Elliott’s last song on the album, “Say Yes” is a fan favorite and a beautifully written song about heartbreak and a short-lived relationship. This song is presumably about Joanna Bolme and how he was in love with her and wanted her back. Although “Say Yes” is one of Elliott’s simplest pieces, it is honest and that’s why fans are so connected with it. Although this song is hopeful, it is one of the most heart-wrenching records on the album for listeners, Elliott was hopeful, all while also doubtful that his hope would be justified, leaving Elliott unprotected and completely vulnerable. “Say Yes” indicates a possible joy to be had at the end of an extremely emotional record. 

Either/Or had a huge impact on the indie music scene during the 90s, being such an honest and emotional record along with soothing instrumentals is attractive and keeps the listener wanting more.
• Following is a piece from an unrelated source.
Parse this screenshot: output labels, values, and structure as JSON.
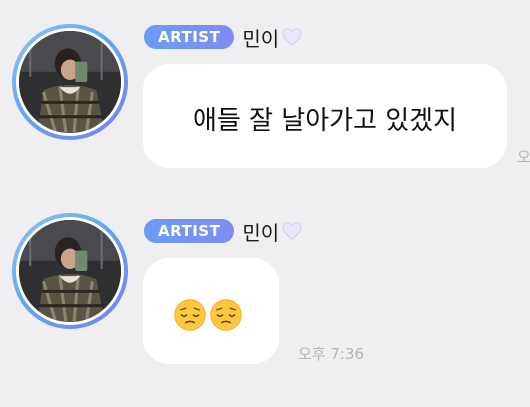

Elliott is still to this day a huge inspiration for many artists and is very loved and missed. Either/Or is a heartfelt and heartbreaking album about substance abuse, childhood, and broken relationships. It has a long-lasting effect on the listeners and a sense of nostalgia and comfort within each song. It is no surprise why this album is so important to so many people and so important to the music scene in general. A classic 90s album, I recommend Either/Or to anyone, you will not be disappointed.